To conservative Republicans, taxes are always too high. The government uses its tax system to unfairly take what is rightly ours. Government, as if it consists of some insidious “others” instead of our neighbors, friends, and fellow citizens; is incompetent and wasteful. We know much better than the diabolical government what to do with our own damn money. Left to our own devices we would naturally fund private equivalents to Head Start, public libraries, Social Security, Medicare, and federal highways because they so obviously improve our quality of life.

Given that context, I probably shouldn’t be as exasperated as I am by the depressing quality of the initial 2020 campaign conversation about competing economic systems. Yes, through flawed messaging, some on the Left have contributed to the problem; but that’s no excuse for the Right’s complete unwillingness to talk about the crippling consequences of widening inequality on everyone and how it’s in our enlightened self interest to make greater (and proven) public investments in the common good.

Instead, deathly afraid their taxes will go up, those on the Right scream VENEZUELA and CUBA and demean Alexandria Ocasio-Cortez as “just a 29 year old bartender”. As if the Left wants to replicate life in Venezuela. How is it that many of the most virulent anti-socialists are formally educated and yet seem completely unable to think about subtleties, nuances, and complexity?

To those virulent anti-socialists, there’s a huge middle ground between Milton Friedman and Maduro.

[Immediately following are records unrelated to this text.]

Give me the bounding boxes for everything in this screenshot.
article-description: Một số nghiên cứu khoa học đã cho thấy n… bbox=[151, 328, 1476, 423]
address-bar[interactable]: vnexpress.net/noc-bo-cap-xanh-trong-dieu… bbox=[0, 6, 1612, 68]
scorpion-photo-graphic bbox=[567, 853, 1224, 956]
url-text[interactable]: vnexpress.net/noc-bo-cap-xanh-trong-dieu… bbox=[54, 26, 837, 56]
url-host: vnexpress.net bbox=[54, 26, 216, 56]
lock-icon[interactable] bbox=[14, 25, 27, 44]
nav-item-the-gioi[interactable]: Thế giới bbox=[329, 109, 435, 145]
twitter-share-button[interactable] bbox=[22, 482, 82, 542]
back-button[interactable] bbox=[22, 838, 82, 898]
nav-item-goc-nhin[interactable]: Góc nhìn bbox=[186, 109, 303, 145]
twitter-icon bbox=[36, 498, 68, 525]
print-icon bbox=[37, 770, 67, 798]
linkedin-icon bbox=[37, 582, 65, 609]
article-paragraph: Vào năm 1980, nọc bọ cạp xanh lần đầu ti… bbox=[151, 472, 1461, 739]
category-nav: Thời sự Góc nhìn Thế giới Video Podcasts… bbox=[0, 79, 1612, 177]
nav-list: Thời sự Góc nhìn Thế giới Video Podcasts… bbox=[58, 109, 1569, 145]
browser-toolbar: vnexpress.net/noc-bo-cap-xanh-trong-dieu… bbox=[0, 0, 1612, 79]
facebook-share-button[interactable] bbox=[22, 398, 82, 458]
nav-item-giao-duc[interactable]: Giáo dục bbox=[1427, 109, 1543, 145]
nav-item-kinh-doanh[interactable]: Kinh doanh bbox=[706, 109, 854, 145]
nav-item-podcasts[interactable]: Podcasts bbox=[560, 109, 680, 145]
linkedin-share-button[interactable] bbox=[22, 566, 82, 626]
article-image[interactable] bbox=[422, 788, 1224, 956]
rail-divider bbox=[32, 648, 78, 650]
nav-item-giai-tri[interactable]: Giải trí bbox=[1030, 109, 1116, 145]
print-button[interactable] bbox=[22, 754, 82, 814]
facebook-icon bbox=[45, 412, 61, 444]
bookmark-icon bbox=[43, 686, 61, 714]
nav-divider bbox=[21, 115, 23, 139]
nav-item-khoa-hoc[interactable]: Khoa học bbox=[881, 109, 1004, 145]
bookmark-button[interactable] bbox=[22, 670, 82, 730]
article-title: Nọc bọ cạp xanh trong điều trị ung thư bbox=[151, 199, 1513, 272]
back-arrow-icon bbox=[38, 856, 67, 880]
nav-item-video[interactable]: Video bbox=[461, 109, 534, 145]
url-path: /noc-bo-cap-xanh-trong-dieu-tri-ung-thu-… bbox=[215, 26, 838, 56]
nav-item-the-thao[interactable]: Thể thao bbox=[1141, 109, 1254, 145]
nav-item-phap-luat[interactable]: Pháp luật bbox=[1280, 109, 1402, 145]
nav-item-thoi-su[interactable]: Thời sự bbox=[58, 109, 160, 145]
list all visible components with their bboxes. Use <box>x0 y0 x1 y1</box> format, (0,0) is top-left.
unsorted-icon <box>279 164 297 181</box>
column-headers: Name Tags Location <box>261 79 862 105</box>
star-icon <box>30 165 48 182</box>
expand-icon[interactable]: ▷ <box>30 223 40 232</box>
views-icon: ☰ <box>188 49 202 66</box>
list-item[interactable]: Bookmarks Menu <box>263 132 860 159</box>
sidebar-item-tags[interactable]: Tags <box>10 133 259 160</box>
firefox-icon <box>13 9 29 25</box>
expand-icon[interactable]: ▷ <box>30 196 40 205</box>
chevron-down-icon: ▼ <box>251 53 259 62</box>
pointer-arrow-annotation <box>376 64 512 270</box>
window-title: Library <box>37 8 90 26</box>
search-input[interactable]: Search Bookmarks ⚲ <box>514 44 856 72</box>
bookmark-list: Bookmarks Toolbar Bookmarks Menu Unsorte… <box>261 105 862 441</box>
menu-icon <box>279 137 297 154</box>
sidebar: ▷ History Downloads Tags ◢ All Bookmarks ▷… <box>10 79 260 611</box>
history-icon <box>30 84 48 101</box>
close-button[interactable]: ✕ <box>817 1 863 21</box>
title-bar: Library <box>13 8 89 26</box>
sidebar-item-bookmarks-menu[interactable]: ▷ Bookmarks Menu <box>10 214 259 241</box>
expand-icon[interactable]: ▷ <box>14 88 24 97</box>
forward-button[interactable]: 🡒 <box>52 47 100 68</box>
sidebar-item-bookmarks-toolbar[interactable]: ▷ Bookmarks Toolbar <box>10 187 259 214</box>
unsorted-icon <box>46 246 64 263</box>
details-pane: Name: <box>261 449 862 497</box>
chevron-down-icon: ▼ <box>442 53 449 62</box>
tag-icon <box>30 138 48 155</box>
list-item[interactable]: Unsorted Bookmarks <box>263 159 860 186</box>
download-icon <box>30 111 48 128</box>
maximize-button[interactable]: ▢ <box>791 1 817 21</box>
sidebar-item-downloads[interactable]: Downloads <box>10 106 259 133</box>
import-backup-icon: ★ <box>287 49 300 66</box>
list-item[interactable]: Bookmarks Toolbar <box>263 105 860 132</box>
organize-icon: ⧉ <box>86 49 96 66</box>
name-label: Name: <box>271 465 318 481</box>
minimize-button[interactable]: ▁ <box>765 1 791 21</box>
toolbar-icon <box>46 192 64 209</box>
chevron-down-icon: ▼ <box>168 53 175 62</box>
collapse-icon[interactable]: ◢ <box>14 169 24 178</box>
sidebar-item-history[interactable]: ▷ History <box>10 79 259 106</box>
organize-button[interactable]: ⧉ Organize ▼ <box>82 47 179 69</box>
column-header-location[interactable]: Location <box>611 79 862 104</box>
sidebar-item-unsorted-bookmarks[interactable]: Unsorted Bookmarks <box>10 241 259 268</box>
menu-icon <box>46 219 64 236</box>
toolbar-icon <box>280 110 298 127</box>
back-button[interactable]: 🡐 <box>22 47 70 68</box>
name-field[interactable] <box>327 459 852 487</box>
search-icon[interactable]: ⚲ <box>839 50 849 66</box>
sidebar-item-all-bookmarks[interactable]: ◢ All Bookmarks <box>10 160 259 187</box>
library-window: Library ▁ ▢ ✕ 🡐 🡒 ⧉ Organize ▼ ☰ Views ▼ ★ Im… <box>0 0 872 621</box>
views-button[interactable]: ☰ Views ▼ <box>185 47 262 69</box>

To the army of Presidential contenders, I don’t want to waste time talking about Venezuelan socialism. I want a critical conversation about how best to improve our economics and politics so that many more people experience the promise of our ideals. More specifically, I believe it’s in my enlightened self interest to make more investments in public schooling, in public libraries, in single payer health care, and in infrastructure. And by “more investments” I mean moderately higher taxes. Millions of others think similarly, enough to get elected.

And once gain, this is where the national conversation devolves to the point of embarrassment because my Conservative Republican friends predictably say, “Okay, go ahead and write a larger check to the Internal Revenue Service than you owe” as if the penalty for critical thinking about the status quo is having to compensate for the mindless purveyors of it.

An extra serving of ignorance in a conversation marked by mind boggling stupidity.